Opposition hijacks the slogan "sunny side of life" to highlight alleged rights abuses after failing to secure a boycott of the luxury destination.
Maldives opposition sabotages Twitter tourism promotion
The Maldivian opposition has hijacked the tourism slogan "sunny side of life" to highlight alleged rights abuses after failing to secure a boycott of the luxury destination.
The Maldivian Democratic Party was sabotaging the tourism ministry's Twitter campaign after an unsuccessful bid to discourage holidaymakers to the pristine archipelago, the government spokesman, Masood Imad, said yesterday.
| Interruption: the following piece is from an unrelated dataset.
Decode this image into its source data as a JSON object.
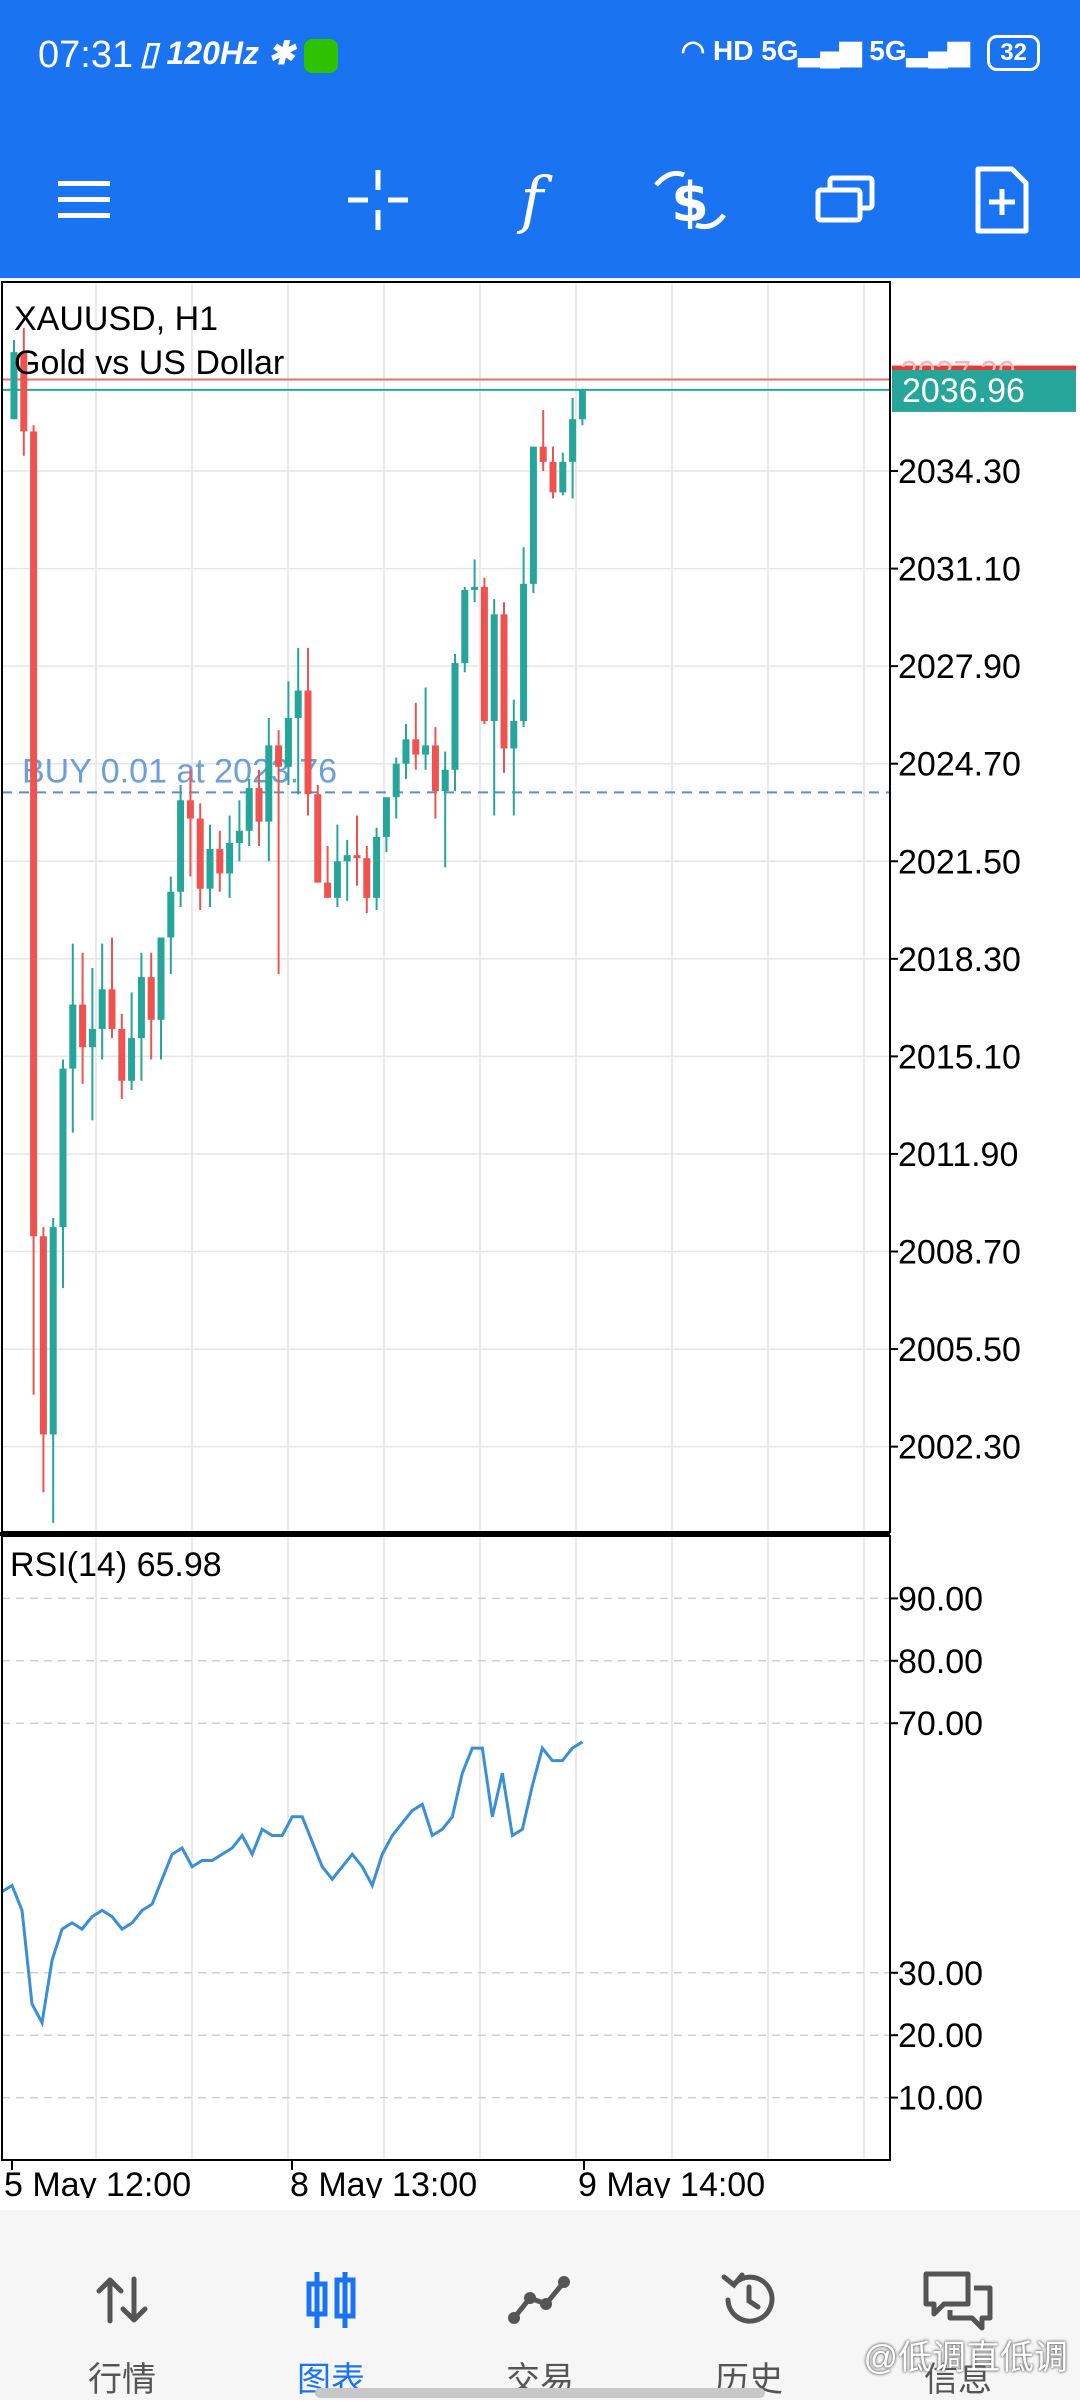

"They hijacked the Twitter campaign after they failed miserably to discourage tourists from visiting us," Mr Imad said. "This will also fail like their previous attempts to pressure the government."
However, campaigners have been using social media to protest against the government of President Mohamed Waheed, who came power under controversial circumstances in February.
It is unclear who started using the hashtag sunny-side-of-life (#sunnysideoflife) to send out anti-government tweets, but it had become popular to vent anger against a regime the opposition see as illegitimate.
"Young people of Maldives who have seen the violence have resorted to this clever use of Twitter," the MDP spokesman Hamid Abdul Ghafoor said.
"#SunnySideOfLife: Pepper spray victims all around me." said one Maldivian blogger on Twitter.
"Sunny side of life or coup side of life, locals are confused!," said another.
"TV crew attacked by Maldives police, sunny side of life, or brutal side of life #maldives," said another blogger using the hashtag the authorities use to promote the nation known for its up market resorts.
The government last month paid US$250,000 (Dh917,500) for an international campaign that included sponsoring the weather report on BBC with a catch line: "Sunny side of life."
Anti-government protests in the past week had turned violent with police clashing with protesters at the Republic Square in the capital island Male.
Dozens had been arrested and later released following nightly demonstrations led by the former president Mohamed Nasheed who resigned in February after weeks of protests were capped by a police mutiny.
Mr Nasheed later accused his predecessor Mohamed Waheed of being involved in a military-led coup to oust him. Mr Nasheed is now calling for early elections, a demand rejected by Mr Waheed.
The European Union as well as the United States and India have called for early elections to end the political turmoil in the Indian Ocean archipelago.
Mr Nasheed became the first democratically elected leader in the Maldives following multiparty elections in October 2008.